I had an overwhelming sadness at first upon seeing this on Sunday. I know it’s a perception, but it felt real. And then I looked at a few of the single Italian members who I know won’t date non-members, and I realized that because they are Mormon in Italy, the pool of options to find love and community is slim to none. You have very few options when you are told to make a family within people of the same faith, and that faith has very few people in it, especially men.

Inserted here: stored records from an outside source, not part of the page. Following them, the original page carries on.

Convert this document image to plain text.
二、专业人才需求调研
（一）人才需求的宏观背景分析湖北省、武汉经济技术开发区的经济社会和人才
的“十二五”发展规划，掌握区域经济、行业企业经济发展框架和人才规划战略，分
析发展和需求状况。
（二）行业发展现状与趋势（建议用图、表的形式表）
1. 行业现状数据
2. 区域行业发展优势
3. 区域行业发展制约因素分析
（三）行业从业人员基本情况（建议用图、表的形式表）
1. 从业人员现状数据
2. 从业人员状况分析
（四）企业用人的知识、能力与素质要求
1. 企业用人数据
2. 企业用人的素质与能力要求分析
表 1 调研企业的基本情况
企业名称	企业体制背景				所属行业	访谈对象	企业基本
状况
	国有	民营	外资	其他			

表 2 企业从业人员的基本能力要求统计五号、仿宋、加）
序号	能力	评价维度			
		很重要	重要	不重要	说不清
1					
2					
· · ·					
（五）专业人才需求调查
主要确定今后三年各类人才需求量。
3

It was at this moment that my mind played a reverse Uno card on me and I was full of joy and happiness that I came to Italy, made great friends, and converted none of them to the Mormon faith. Now, after 23 years, I realize they converted me. Everything I want for myself and my family, Italians do organically and have for many years. They are religious, but not in a way that makes them feel superior to any other group. They actually don’t have that vibe in much that they do. They just want to eat, make love, go to the beach, eat and drink again, and talk with their hands. I don’t want to stereotype, but my Italian friends are all nodding their heads right now. They want little to do with our American religions; it’s in the numbers and numbers don’t lie. They live well, they don’t need gyms on every corner, influencers selling diets, or therapists like we have in the States. They just live and walk a lot. They don’t make the salaries we make in the US, but they somehow vacation often and retire early.

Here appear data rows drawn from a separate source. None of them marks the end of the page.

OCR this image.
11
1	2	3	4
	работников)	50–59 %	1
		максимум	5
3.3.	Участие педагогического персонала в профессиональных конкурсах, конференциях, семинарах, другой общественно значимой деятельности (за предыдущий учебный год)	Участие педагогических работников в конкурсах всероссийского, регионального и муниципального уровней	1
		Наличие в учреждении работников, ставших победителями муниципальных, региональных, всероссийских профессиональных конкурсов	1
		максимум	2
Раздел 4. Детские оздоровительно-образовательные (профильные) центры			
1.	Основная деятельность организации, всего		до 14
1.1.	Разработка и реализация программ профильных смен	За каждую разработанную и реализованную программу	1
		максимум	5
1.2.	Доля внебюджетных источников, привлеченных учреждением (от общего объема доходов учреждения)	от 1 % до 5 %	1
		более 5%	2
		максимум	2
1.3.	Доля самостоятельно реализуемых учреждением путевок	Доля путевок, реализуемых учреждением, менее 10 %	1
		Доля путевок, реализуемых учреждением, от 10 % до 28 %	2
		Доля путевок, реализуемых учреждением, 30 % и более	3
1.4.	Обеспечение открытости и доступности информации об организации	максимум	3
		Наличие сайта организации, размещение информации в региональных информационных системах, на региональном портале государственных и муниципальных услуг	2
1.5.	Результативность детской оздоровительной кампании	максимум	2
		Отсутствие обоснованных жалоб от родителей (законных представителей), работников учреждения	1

So my mission was a success. I saved ONE SOUL, and it was my own. I got exposed to a way of life and viewpoints that trumped the very message I was sent to deliver. I am a Roman Mormon Catholic. I am American in Italy. I am human partnering with AI. I have been indoctrinated and have indoctrinated others. I failed to indoctrinate many and feel so at peace about that failure. Communities are special and the Mormons have set them up all over the world. They will thrive in some places and some will die and wither. I see a day where there remain only relics of the Mormon faith, and I am so glad I was part of it for a season. I also am excited to try new faiths, new politics, and new sports.
If you have something you would like to indoctrinate me with, I am easily influenced. Give me, give me, I need, I need. -Bob Wiley
If you want to try Mormonism, I am happy to teach you just as I did when I was a missionary. I will even baptize you.
SP
If you haven’t listened to Pressure Machine, I would try the whole album. If you don’t feel something profound from Brandon’s lyrics and voice, then you most likely don’t have a soul to save;)


Well written, my friend. Let's get that 3x3 program going.